我会引入一个计数器,每当您当前的数字为 0 时,它就会增加 "line",如果当前数字为 1,则重置它。如果计数器达到 4,则您连接了 4 个。
看看这个:
int array[][] = {{0, 1, 1, 1, 1, 0, 0},
{0, 0, 0, 1, 0, 1, 1},
{0, 0, 0, 1, 0, 1, 1},
{0, 1, 1, 0, 1, 0, 1},
{1, 0, 0, 1, 0, 1, 1},
{1, 0, 0, 1, 0, 1, 0}};
//Search rows
for (int i = 0; i < array.length; i++) {
int rowCount = 0;
for (int j = 0; j < array[i].length; j++) {
if (array[i][j] == 0) {
rowCount++;
} else {
rowCount = 0;
}
if (rowCount == 4) {
System.out.println("yay");
}
}
}
这不是完整的代码,仅针对行。但它应该能让您了解如何解决行甚至对角线的问题。
我有这个数组,我想连续检查 4 个(游戏)。我可以用数百个 if else 来做,但我怎么能循环做呢?这可能吗? 这是我的代码。提前致谢!

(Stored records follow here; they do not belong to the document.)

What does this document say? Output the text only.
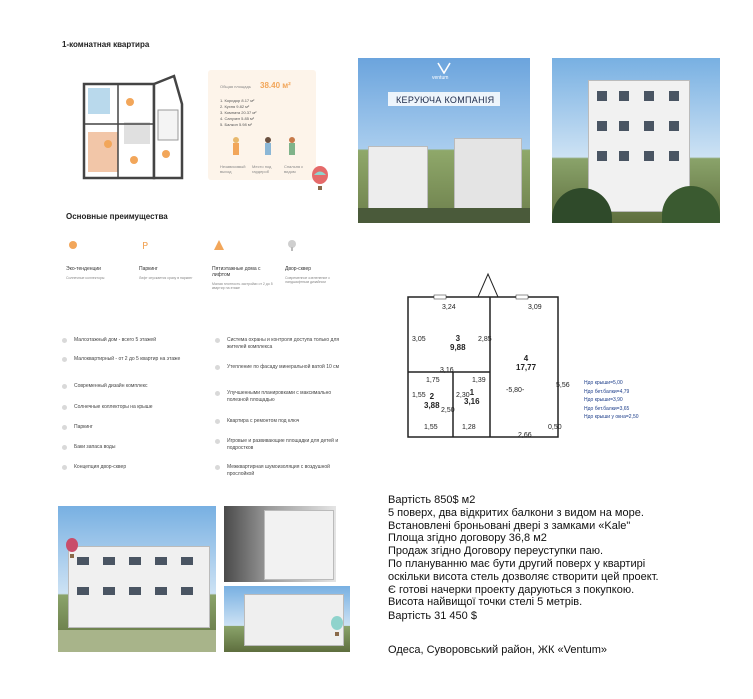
1-комнатная квартира
Общая площадь 38.40 м²
1. Коридор 8.17 м²
2. Кухня 9.82 м²
3. Комната 20.37 м²
4. Санузел 5.85 м²
5. Балкон 5.98 м²
Независимый выход
Место под гардероб
Спальня с видом
ventum
КЕРУЮЧА КОМПАНІЯ
Основные преимущества
P
Эко-тенденции
Солнечные коллекторы
Паркинг
Лифт спускается сразу в паркинг
Пятиэтажные дома с лифтом
Малая плотность застройки от 2 до 5 квартир на этаже
Двор-сквер
Современное озеленение с ландшафтным дизайном
Малоэтажный дом - всего 5 этажей
Малоквартирный - от 2 до 5 квартир на этаже
Современный дизайн комплекс
Солнечные коллекторы на крыше
Паркинг
Баки запаса воды
Концепция двор-сквер
Система охраны и контроля доступа только для жителей комплекса
Утепление по фасаду минеральной ватой 10 см
Улучшенными планировками с максимально полезной площадью
Квартира с ремонтом под ключ
Игровые и развивающие площадки для детей и подростков
Межквартирная шумоизоляция с воздушной прослойкой
3,24	3,09
3,05	2,85
3,16
1,75	1,39
1,55	2,30
2,50
1,55	1,28
2,66
0,50
5,56
-5,80-
3
9,88
4
17,77
2
3,88
1
3,16
Hдо крыши=5,00
Hдо бет.балки=4,79
Hдо крыши=3,90
Hдо бет.балки=3,65
Hдо крыши у окна=2,50
Вартість 850$ м2
5 поверх, два відкритих балкони з видом на море.
Встановлені броньовані двері з замками «Kale"
Площа згідно договору 36,8 м2
Продаж згідно Договору переуступки паю.
По плануванню має бути другий поверх у квартирі
оскільки висота стель дозволяє створити цей проект.
Є готові начерки проекту даруються з покупкою.
Висота найвищої точки стелі 5 метрів.
Вартість 31 450 $
Одеса, Суворовський район, ЖК «Ventum»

int array[][] = {{0, 1, 1, 1, 1, 0, 0},
{0, 0, 0, 1, 0, 1, 1},
{0, 0, 0, 1, 0, 1, 1},
{0, 1, 1, 0, 1, 0, 1},
{1, 0, 0, 1, 0, 1, 1},
{1, 0, 0, 1, 0, 1, 0}};
for (int rows = 0; rows < 6; rows++) {
for(int columns = 0; columns < 7; columns++) {
System.out.print(array[rows][columns] + " ");
}
System.out.println();
}
if (array[0][0] == 0) {
if(array[0][1] == 0) {
if (array[0][2] == 0) {
if (array[0][3] == 0) {
System.out.println("Connect Four!");
}
}
}
}
是这样的吗?
int[] dx = {0, 1, 0, -1}; // I think you only need the first two, because
int[] dy = {1, 0, -1, 0}; // otherwise you check things twice
for (int y = 0; y < array.length; y++) {
for (int x = 0; x < array[y].length; x++) {
int start_value = array[y][x];
for (int i = 0; i < dx.length; i++) {
for (int j = 1; j < 4; j++) {
// check if there are enough cells in y direction
if (y + dy[i] * j >= array.length) break;
// check if there are enough cells in x direction
if (x + dx[i] * j >= array[y].length) break;
// check if the value is the same
if (array[y + dy[i] * j][x + dx[i] * j] != start_value) {
break;
}
// the next three elements in a direction are the same
if (j == 3) {
System.out.println("4 in a row");
return;
}
}
}
}
}
System.out.println("not 4 in a row");
如果您想检查更多方向,例如对角线,请向 dx 和 dy 添加更多值。
我会引入一个计数器,每当您当前的数字为 0 时,它就会增加 "line",如果当前数字为 1,则重置它。如果计数器达到 4,则您连接了 4 个。
看看这个:
int array[][] = {{0, 1, 1, 1, 1, 0, 0},
{0, 0, 0, 1, 0, 1, 1},
{0, 0, 0, 1, 0, 1, 1},
{0, 1, 1, 0, 1, 0, 1},
{1, 0, 0, 1, 0, 1, 1},
{1, 0, 0, 1, 0, 1, 0}};
//Search rows
for (int i = 0; i < array.length; i++) {
int rowCount = 0;
for (int j = 0; j < array[i].length; j++) {
if (array[i][j] == 0) {
rowCount++;
} else {
rowCount = 0;
}
if (rowCount == 4) {
System.out.println("yay");
}
}
}
这不是完整的代码,仅针对行。但它应该能让您了解如何解决行甚至对角线的问题。